Né de la rencontre de la chanteuse avec des musiciens de divers milieux tels que le R&B, la soul ou encore le jazz, The Excitements est assurément un groupe qui fait revivre la grande époque de le soul, mais pas que. Il n’y a qu’à voir tous les styles que Koko a à son répertoire : après s’être intéressée au Gospel comme beaucoup de chanteuse soul, elle bifurque durant ses études vers le rock, le blues ou même le jazz et la bossa (elle a vécu d’ailleurs quelques années au Brésil). Et ce n’est qu’en 2010 lors d’un passage à Barcelone qu’elle rencontre deux anciens des Fabulous Ottomans (Adria Gual à la guitare et Daniel Segura à la basse) : ce sera la base du groupe. Toujours sur le label Penniman Records, Sometimes Too Much Ain’t Enough garde les ingrédients qui ont fait le succès du premier album éponyme. L’énergie qui se dégage de la galette est incroyable et le band derrière envoie un groove solide. On ne peut s’empêcher parfois de penser à ce que pouvaient faire Ike et Tina Turner ou Aretha Franklin. Avec des intonations tranchantes et incisives, sans tomber dans la caricature, la voix de Koko Jean Davis nous replonge dans le meilleur des années ’60s. Le single Ha, Ha, Ha, incroyablement efficace et accrocheur (on vous a même mis le clip plus bas), donne le ton de l’album. On trouve tout de même quelques balades au delà de morceaux purement rythme and blues, comme le beau I’ve Bet And I’ve Lost Again. Contrairement au premier album, toutes les tracks sont des compos originales, à l’exception de la première Keep It To Yourself, qui est une reprise de Billy Preston. The Excitements parvient donc à retrouver parfaitement ce son vintage si particulier à la soul, avec des créations d’aujourd’hui.

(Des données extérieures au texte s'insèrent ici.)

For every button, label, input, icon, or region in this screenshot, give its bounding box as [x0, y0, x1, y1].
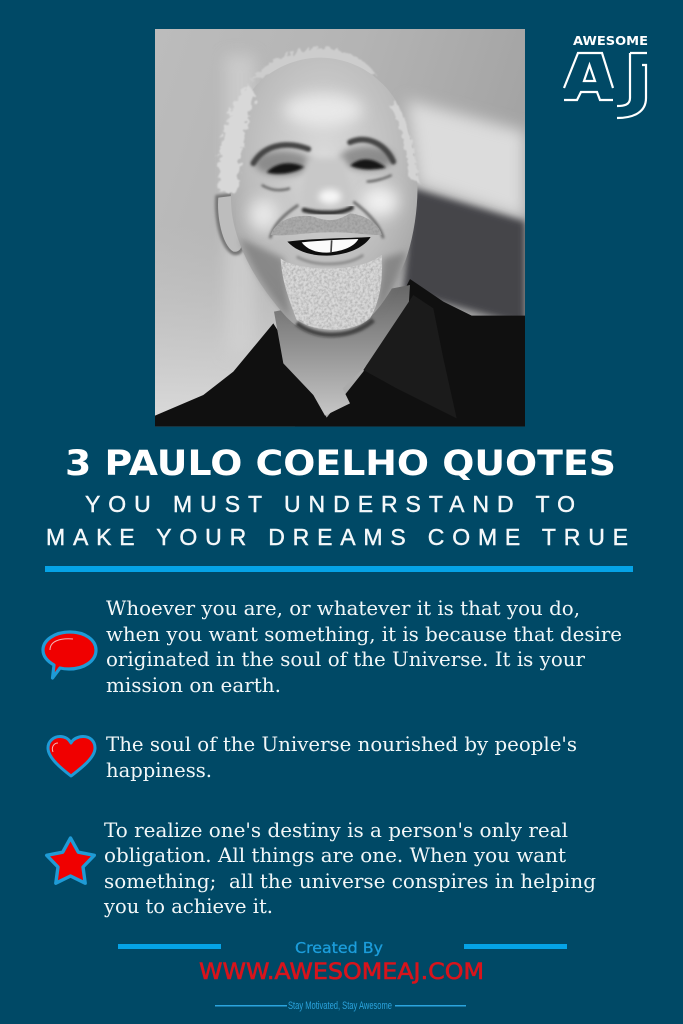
- hair left side: [218, 84, 256, 193]
- chin shadow: [297, 320, 373, 335]
- icon: star: [47, 838, 94, 883]
- icon: speech bubble: [43, 632, 96, 678]
- icon: heart: [48, 736, 95, 776]
- heading divider: [45, 566, 633, 572]
- subtitle: YOU MUST UNDERSTAND TO: [85, 491, 575, 517]
- quote 1: Whoever you are, or whatever it is that you do,: [106, 596, 580, 620]
- cheek highlights: [248, 198, 278, 232]
- moustache: [271, 213, 382, 235]
- eyebrows: [253, 145, 308, 163]
- jaw shading: [240, 238, 407, 318]
- logo wordmark: AWESOME: [573, 33, 648, 48]
- hair right side: [392, 100, 418, 182]
- subtitle: [46, 491, 628, 550]
- quote 3: [103, 818, 596, 918]
- quote 3: obligation. All things are one. When you want: [104, 843, 566, 867]
- goatee: [281, 255, 382, 330]
- mouth: [287, 237, 371, 256]
- forehead highlight: [283, 93, 363, 127]
- quote 1: when you want something, it is because that desire: [106, 622, 622, 646]
- smile lines: [270, 202, 383, 238]
- quote 2: happiness.: [106, 758, 212, 782]
- ear: [215, 192, 245, 255]
- teeth: [302, 239, 358, 253]
- quote 1: originated in the soul of the Universe. It is your: [106, 647, 585, 671]
- quote 2: [106, 732, 577, 782]
- footer: created by: Created By: [295, 939, 383, 957]
- quote 3: something; all the universe conspires in helping: [104, 869, 596, 893]
- footer: tagline: Stay Motivated, Stay Awesome: [288, 1000, 392, 1012]
- head: [231, 58, 417, 337]
- eyes: [267, 163, 305, 174]
- logo letter J: [617, 53, 647, 118]
- photo: portrait of Paulo Coelho: [155, 29, 525, 427]
- title: 3 PAULO COELHO QUOTES: [65, 444, 616, 484]
- under-eye creases: [262, 175, 392, 190]
- quote 3: To realize one's destiny is a person's only real: [104, 818, 568, 842]
- shirt: [155, 279, 525, 427]
- neck: [274, 285, 410, 416]
- quote 3: you to achieve it.: [103, 894, 273, 918]
- collar: [363, 295, 457, 418]
- eye socket shadows: [255, 151, 312, 176]
- quote 1: mission on earth.: [106, 673, 281, 697]
- lower lip: [297, 255, 363, 264]
- subtitle: MAKE YOUR DREAMS COME TRUE: [46, 524, 628, 550]
- footer: website: WWW.AWESOMEAJ.COM: [199, 960, 484, 985]
- nose: [300, 156, 350, 194]
- top hair fuzz: [250, 48, 377, 80]
- quote 2: The soul of the Universe nourished by people's: [106, 732, 577, 756]
- quote 1: [106, 596, 622, 697]
- logo: Awesome AJ: [564, 33, 648, 118]
- logo letter A: [564, 53, 613, 100]
- footer: created by: [118, 939, 567, 957]
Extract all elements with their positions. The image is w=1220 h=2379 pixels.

Sometimes Too Much Ain’t Enough, bien que n’étant pas d’une grande originalité, est réellement un album que nous avons apprécié de bout en bout. Il est un de ces albums à se passer le lundi matin pour se donner de l’énergie. Car c’est surement là l’un de ses plus grandes force : son énergie communicative (le funk de James Brown n’est pas loin). On a donc là l’un des albums de soul old-school des plus authentiques : Sharon Jones & the Dap-Kings n’ont qu’à bien se tenir.